La testimonianza colpisce ovviamente non solo per l'epilogo terribile che la vicenda porta con sé, ma anche che cosa significa per una donna subire in silenzio, angherie, violenze nell'anima oltre che nel corpo, che creano ferite e lividi magari non visibili e per questo non considerati tali dalla giustizia. Una giustizia della quale ci stupiscono sempre più spesso troppe inadempienze, troppe inadeguatezze, troppa lentezza, nonostante riforme che vogliono presentarsi come innovative e parametro di garanzia di tutela per i cittadini. Quello che rimane oggi è semplicemente una mamma che per 14 mesi non ha visto il figlioletto per il quale diceva "ce la faccio, ce la devo fare perchè voglio rivedere mio figlio piccolo. Lui ha bisogno della sua mamma" e non ha potuto riabbracciarlo prima di morire. Ci sforziamo di trovare parole ma sono troppo piccole nonostante siano dense di dolore ed emozione come quelle che pubblichiamo integralmente nella pagina Facebook del centro Save, costantemente al fianco di tutte, tente donne che chiedono aiuto.

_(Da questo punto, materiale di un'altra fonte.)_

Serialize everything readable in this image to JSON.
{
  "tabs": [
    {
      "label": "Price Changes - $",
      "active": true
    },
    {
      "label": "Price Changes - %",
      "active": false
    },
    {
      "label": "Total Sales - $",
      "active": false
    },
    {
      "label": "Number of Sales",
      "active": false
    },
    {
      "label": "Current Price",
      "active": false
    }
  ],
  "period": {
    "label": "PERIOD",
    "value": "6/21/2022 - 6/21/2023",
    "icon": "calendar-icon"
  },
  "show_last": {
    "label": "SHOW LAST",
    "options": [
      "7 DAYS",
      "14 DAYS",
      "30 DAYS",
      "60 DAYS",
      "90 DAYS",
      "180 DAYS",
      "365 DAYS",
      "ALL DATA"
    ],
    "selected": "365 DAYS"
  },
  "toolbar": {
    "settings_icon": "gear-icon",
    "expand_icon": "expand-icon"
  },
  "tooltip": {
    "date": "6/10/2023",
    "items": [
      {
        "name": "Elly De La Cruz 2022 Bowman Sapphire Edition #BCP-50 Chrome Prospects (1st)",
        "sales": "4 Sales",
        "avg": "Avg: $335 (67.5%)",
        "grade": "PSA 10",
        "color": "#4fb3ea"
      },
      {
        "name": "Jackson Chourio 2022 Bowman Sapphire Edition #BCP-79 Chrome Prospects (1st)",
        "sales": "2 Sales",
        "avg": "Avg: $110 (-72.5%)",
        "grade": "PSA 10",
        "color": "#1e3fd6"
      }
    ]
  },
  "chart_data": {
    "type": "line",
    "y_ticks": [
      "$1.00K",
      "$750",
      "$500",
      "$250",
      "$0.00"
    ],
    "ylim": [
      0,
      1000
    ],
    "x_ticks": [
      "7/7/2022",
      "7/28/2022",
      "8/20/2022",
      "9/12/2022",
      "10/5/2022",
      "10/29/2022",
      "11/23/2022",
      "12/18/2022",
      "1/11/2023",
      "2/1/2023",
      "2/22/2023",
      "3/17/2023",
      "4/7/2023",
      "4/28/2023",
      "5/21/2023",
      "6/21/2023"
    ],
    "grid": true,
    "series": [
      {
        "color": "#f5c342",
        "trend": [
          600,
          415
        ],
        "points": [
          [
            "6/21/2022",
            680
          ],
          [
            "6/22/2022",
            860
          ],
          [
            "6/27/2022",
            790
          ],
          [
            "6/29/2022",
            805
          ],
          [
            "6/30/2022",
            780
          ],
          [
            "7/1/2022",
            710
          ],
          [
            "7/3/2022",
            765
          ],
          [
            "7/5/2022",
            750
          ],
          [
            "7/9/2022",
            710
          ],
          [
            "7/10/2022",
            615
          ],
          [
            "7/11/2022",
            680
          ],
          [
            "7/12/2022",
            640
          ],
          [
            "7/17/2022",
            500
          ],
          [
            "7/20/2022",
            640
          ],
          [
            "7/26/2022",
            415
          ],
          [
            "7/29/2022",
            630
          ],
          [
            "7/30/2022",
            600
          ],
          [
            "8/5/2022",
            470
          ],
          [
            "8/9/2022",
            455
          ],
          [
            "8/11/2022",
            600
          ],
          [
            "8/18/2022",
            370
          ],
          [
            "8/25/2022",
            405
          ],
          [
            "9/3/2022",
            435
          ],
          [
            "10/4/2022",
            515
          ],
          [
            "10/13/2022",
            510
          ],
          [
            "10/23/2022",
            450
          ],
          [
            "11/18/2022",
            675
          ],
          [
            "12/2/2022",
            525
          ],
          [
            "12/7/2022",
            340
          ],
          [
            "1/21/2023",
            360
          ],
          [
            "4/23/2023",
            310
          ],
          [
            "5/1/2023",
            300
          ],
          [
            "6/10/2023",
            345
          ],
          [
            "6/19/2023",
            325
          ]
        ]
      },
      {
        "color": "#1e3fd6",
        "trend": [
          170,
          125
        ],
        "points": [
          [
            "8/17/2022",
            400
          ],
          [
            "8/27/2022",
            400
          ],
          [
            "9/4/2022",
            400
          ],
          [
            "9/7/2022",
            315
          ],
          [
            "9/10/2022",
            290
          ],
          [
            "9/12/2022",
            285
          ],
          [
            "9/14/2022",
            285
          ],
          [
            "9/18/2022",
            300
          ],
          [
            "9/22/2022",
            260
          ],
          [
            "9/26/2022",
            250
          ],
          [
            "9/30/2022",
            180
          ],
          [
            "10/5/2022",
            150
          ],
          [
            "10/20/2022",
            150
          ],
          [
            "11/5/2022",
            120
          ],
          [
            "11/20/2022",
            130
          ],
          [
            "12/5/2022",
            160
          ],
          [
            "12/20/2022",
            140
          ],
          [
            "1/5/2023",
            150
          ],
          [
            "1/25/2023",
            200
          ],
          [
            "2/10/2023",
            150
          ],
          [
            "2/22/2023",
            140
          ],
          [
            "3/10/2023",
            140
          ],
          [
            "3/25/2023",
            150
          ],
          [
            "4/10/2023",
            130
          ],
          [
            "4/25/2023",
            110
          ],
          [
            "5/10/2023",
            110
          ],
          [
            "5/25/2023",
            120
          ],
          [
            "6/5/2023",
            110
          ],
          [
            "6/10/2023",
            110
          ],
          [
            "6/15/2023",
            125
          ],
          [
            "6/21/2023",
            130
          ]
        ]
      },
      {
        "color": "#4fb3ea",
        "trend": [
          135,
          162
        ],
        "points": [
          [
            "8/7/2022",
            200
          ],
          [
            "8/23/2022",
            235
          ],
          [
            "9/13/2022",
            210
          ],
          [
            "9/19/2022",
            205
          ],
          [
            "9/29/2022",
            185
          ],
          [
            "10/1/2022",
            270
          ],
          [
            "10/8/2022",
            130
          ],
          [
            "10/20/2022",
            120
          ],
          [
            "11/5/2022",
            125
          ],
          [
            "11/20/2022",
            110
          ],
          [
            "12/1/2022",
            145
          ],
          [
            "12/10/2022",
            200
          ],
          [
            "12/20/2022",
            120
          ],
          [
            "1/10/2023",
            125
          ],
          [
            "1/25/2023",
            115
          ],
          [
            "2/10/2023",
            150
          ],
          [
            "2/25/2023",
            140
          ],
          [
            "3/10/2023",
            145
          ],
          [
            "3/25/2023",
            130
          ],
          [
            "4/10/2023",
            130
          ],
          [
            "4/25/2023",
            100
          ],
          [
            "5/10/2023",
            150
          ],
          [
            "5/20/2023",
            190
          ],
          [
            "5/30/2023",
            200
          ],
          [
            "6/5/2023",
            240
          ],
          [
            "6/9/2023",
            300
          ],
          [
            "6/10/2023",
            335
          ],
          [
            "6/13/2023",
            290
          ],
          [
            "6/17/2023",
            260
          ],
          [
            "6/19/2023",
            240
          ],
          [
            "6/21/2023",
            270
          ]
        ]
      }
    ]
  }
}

Cara L. Quando ti abbiamo vista arrivare eri così misurata nel tuo dolore, timorosa nel chiedere aiuto. Ci hai raccontato delle ingiustizie che subivi in casa, della tua sofferenza, di come la nascondevi per sembrare una mamma forte per i tuoi figli. Pian piano ti sei affidata, hai cominciato a lottare per uscirne, hai cominciato a credere che la vita ti avrebbe dovuto restituire qualcosa di bello. Una volta, cara L., hai portato delle piantine colorate, simbolo di lotta e rinascita, un quadretto dipinto a mano da tua figlia e tanti sorrisi che finalmente cominciavano a sbocciare. Sei dovuta andare lontano perché avevi scoperto un brutto male e nonostante tutto i tuoi messaggi erano di speranza. Dicevi "ce la faccio, ce la devo fare perchè voglio rivedere mio figlio piccolo. Lui ha bisogno della sua mamma". Il tuo ultimo messaggio è stato per tutte le donne che vivono ingabbiate nella violenza, affinché loro possano trovare il modo di sentirsi finalmente libere. Bella tu, la vita non ti ha restituito il tempo perduto, ma a noi hai lasciato un esempio di dignità, forza, dolcezza infinita. Conserveremo un posto speciale per te, ti racconteremo come si raccontano ai bambini e alle bambine le imprese dei supereroi."